The next day we checked out of the hotel and visited a few insignificant places before arriving at the Uffizi for our 11am appointment. Our professor apparently knew someone so we got in for free in the back door and had to walk through side rooms before we arrived in the museum. So I have no idea where the real entrance is. I loved the Uffizi, of course. It had tons of key works from a bunch of different time periods. It would take forever to look through it but obviously it's worth a tour guide to weed out the good stuff.



To the far right is the edge of the Uffizi. It's a horse-shoe shaped building kind of. This is where the David was originally suppose to be and it was unveiled here when first shown in public. Although it's a direct copy and accurate in size, it looks a lot smaller when standing outside. Which was surprising.



This is the view of the canal from inside the Uffizi

After the Uffizi we had time for lunch so he went down to cross the bridge in the picture above.
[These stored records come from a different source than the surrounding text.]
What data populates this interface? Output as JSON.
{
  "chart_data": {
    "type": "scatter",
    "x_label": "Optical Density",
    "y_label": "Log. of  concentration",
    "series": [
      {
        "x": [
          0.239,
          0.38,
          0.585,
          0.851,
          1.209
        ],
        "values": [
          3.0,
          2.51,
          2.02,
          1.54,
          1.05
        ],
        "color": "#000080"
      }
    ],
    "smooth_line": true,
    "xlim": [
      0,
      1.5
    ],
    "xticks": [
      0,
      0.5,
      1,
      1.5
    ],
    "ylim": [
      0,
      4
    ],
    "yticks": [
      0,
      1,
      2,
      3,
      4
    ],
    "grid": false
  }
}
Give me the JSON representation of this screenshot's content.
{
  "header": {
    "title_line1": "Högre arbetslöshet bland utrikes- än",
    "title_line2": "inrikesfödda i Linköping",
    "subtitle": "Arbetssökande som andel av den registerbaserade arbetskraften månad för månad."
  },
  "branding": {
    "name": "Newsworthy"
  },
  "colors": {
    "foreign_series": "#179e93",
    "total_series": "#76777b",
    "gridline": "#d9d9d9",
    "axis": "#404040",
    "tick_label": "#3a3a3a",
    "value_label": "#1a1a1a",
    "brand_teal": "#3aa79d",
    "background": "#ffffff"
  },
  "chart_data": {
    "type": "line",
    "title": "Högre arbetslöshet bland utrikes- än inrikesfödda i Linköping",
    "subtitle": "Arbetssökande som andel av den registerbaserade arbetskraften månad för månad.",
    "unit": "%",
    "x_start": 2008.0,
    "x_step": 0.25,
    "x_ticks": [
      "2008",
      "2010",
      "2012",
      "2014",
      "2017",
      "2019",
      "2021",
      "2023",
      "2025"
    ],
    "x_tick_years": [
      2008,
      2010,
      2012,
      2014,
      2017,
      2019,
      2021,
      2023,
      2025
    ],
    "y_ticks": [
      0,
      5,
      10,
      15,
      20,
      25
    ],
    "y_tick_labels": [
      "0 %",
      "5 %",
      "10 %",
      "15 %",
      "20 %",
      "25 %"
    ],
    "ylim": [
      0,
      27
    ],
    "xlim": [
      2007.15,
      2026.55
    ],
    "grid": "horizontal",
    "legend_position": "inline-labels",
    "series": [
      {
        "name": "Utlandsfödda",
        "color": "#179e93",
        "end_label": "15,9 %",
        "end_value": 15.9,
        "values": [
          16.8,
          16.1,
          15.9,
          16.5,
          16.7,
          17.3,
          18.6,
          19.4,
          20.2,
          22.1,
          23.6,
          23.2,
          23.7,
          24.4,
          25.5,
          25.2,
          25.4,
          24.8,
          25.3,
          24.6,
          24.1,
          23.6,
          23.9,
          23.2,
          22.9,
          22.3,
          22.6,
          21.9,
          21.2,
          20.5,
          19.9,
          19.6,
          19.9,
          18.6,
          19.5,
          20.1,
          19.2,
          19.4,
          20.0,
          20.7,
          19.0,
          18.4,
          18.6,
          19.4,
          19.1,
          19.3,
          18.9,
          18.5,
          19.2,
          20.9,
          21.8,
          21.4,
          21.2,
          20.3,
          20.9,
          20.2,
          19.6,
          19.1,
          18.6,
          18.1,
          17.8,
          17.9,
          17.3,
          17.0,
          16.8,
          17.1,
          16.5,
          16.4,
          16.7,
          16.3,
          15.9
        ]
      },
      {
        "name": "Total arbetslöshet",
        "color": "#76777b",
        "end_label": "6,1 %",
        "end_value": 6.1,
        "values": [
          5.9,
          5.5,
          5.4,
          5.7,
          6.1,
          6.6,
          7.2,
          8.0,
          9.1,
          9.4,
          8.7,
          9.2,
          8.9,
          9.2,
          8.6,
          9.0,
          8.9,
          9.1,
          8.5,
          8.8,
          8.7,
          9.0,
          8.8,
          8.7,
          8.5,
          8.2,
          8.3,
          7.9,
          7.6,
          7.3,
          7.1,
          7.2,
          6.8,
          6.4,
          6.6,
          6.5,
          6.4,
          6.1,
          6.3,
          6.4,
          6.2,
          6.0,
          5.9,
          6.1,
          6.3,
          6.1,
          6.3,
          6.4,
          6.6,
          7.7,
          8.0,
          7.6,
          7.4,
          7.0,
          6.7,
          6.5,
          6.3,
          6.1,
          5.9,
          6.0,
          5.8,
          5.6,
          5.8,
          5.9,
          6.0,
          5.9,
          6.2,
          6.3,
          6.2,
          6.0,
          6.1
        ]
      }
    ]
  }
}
The building with the window facing the bridge, on the left, is the window I took the picture from of the canal.



This guy was hanging out on the sidewalk as we passed by and I couldn't resist taking a picture. Totally made my day. haha.

After lunch we went to a few other places: The Brancacci Chapel and Santa Maria Novella, which is pictured below.



So that was pretty much it for my Siena / Florence trip. I can't remember too many details since it was a month ago but really it was heavily loaded with visits to churches and museums and frescos, frescos, frescos. I did love it, though and it was nice to be in a city that's small enough to walk the full width of in only about 45 minutes at a leisurely pace. The amount of artwork to see will make your eyes glaze over, that's for sure. But very worth it!